Читаем Лермонтов полностью

В начале июля Лермонтова пригласил к себе прибывший на воды генерал-майор Вольховский. Он получил письмо от Философова, своего приятеля (и родственника Лермонтова). Алексей Илларионович просил помочь Лермонтову заслужить «прощение». «Не нужно тебе говорить, — отвечал Вольховский, — что я готов и рад содействовать добрым твоим намерениям на щет его: кто не был молод и неопытен? На первый случай скажу, что он по желанию генерала Петрова, тоже родственника своего, командирован за Кубань в отряд генерала Вельяминова: два, три месяца экспедиции против горцев могут быть ему небесполезны... Государь так милостив, что ни одно отличие не остается без внимания его». Два пеших эскадрона Нижегородского драгунского полка, производившие рекогносцировку в горах на лезгинской линии, должны были влиться в отряд Вельяминова и в начале октября находиться в Анапе, куда ожидали государя. Лермонтову было приказано явиться именно в Анапу. После приезда государя должна была начаться вторая, осенняя, экспедиция против горцев. До осени еще было далеко.

Однажды Лермонтов встретил на бульваре Николая Сатина, прихрамывавшего, с палочкой, томного и длинноволосого, — это один из соучеников Лермонтова по пансиону... В пансионе Сатин, как и многие, баловался стишками, а Лермонтову случилось раза два их высмеять. Для Сатина этого было достаточно, чтобы навсегда отвернуться от насмешника... Но все же... Их удел почти одинаков — они оба в ссылке. Сатин, высланный еще в 1835 году за какое-то дело, в которое замешаны были его приятели Герцен и Огарев, в Симбирскую губернию, заболел ревматизмом и был переведен сюда, в Пятигорск. Он слаб телом и не силен характером, поэтому болезнь расправляется с ним свирепо, — часто не пускает на прогулки, а то и укладывает в постель на несколько дней. Лермонтов и Сатин после пансиона никогда и не вспоминали друг о друге... Но стихотворение «Смерть Поэта» Сатину известно... «Откуда?» — спросил Лермонтов. «Доктор, меня пользующий, принес, — сказал Сатин. — Он мой давний друг и прелюбопытный человек». — «Расскажи мне о нем».

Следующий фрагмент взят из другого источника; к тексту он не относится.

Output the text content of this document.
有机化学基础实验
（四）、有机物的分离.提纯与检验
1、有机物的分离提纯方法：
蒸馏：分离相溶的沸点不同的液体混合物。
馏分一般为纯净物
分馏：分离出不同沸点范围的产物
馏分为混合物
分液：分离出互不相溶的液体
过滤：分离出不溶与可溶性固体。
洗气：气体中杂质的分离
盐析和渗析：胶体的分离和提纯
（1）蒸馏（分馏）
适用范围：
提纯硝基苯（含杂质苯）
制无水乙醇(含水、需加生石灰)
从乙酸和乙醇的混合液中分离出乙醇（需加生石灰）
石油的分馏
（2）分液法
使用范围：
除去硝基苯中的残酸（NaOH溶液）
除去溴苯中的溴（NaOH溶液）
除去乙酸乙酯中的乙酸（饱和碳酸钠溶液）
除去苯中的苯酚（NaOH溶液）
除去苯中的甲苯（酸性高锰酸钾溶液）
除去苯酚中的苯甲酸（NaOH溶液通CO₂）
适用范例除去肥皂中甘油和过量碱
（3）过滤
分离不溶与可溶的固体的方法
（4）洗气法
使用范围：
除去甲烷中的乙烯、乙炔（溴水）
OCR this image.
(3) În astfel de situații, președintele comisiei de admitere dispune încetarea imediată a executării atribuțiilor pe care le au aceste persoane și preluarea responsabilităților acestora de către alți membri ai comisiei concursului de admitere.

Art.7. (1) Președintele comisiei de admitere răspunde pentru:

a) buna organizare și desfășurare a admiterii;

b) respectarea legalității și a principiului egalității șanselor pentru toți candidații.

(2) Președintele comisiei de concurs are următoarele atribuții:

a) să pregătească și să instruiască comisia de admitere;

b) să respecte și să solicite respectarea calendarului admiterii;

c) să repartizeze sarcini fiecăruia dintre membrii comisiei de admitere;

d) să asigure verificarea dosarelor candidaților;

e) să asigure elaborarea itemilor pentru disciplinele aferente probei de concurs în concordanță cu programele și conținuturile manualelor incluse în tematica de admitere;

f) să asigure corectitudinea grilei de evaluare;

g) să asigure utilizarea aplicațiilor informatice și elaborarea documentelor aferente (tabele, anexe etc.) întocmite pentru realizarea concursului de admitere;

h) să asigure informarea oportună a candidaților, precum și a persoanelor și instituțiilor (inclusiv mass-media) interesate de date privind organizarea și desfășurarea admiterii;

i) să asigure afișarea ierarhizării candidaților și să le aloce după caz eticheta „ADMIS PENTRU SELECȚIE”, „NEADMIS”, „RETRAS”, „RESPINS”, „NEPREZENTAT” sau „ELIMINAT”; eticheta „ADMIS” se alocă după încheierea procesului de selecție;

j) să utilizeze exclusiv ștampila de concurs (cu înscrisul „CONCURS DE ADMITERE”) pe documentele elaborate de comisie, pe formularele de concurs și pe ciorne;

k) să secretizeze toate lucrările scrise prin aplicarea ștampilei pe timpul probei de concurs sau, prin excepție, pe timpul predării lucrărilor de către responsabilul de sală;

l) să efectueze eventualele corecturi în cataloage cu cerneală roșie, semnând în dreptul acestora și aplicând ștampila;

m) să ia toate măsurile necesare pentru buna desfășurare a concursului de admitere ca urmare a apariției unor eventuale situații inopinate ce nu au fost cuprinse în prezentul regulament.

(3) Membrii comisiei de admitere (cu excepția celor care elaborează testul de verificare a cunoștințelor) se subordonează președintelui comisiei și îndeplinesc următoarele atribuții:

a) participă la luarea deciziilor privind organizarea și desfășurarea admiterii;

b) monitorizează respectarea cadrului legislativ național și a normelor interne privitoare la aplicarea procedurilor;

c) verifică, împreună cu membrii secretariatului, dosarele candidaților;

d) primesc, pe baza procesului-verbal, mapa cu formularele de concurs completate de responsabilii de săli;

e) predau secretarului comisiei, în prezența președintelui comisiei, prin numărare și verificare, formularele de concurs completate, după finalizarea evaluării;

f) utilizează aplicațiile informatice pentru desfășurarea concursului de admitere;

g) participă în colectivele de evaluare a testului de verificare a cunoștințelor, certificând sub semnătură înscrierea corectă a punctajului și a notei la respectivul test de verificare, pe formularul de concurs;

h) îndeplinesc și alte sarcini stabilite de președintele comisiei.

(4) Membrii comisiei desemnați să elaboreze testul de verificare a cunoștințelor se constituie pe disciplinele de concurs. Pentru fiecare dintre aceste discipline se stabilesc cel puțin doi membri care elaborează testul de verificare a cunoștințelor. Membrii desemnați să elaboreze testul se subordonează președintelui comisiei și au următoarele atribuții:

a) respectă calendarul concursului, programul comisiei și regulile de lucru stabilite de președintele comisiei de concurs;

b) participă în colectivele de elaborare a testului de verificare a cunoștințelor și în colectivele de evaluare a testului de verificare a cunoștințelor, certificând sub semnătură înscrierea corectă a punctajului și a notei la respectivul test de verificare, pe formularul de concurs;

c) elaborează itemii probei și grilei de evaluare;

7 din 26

Сатин рассказал, что этот доктор, которого зовут Николай Васильевич Майер, знаком здесь со всеми ссыльными, лечит их, всячески старается им помочь и сам весьма свободного образа мыслей. Он родился и жил в Петербурге, весьма учен и начитан. Он был другом Бестужева-Марлинского и даже спас его однажды от возвращения в Сибирь, взяв на себя одно дельце и отсидев полгода в здешней крепости. Доносы на него текут отсюда рекой — и в Ставрополь, и в Петербург... Особенно старается вдова-генеральша Мерлини (вот ее дом — выдается из общей линии фасадов на бульвар). Если случится быть у нее — помни об осторожности.

— Кстати, — сказал Сатин, — вот лавка Челахова, роскошный магазин.

Лермонтов взглянул на красивую вывеску: «Депо разных галантерейных, косметических и азиатских товаров» — и на лице его изобразилось недоумение.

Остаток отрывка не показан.